Advantageously, the present invention provides a method, apparatus and a system of separating a chemical substance from an aqueous solution by multi-staged foam-fractionation process followed by collection of the concentrated substance.

In this specification, the terms “comprises”, “comprising” or similar terms are intended to mean a non-exclusive inclusion, such that an apparatus that comprises a list of elements does not include those elements solely, but may well include other elements not listed.
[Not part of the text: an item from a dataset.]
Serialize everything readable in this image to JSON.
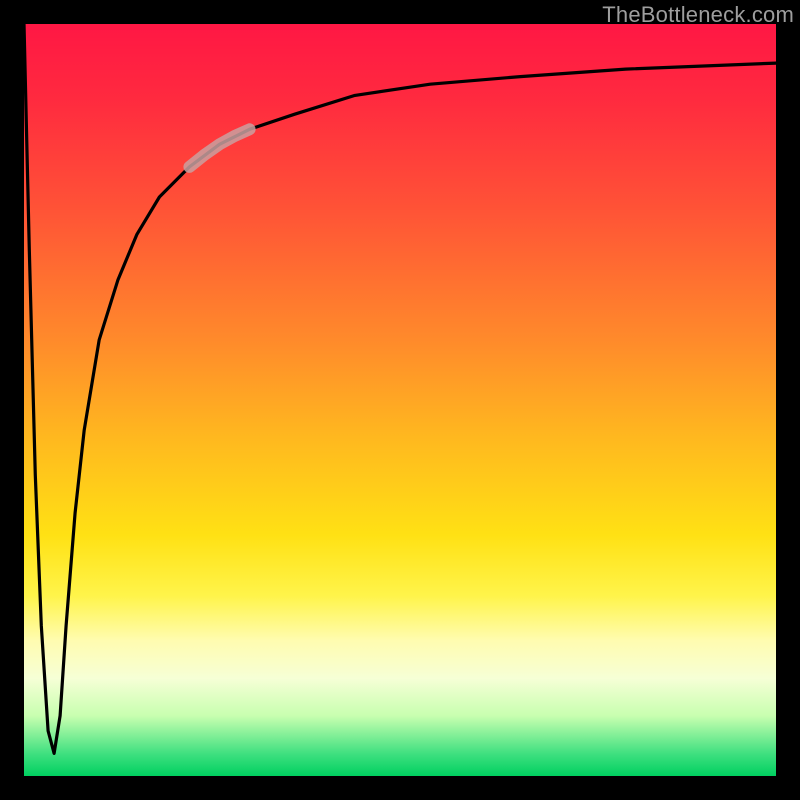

Throughout the specification the aim has been to describe the invention without limiting the invention to any one embodiment or specific collection of features. Persons skilled in the relevant art may realize variations from the specific embodiments that will nonetheless fall within the scope of the invention.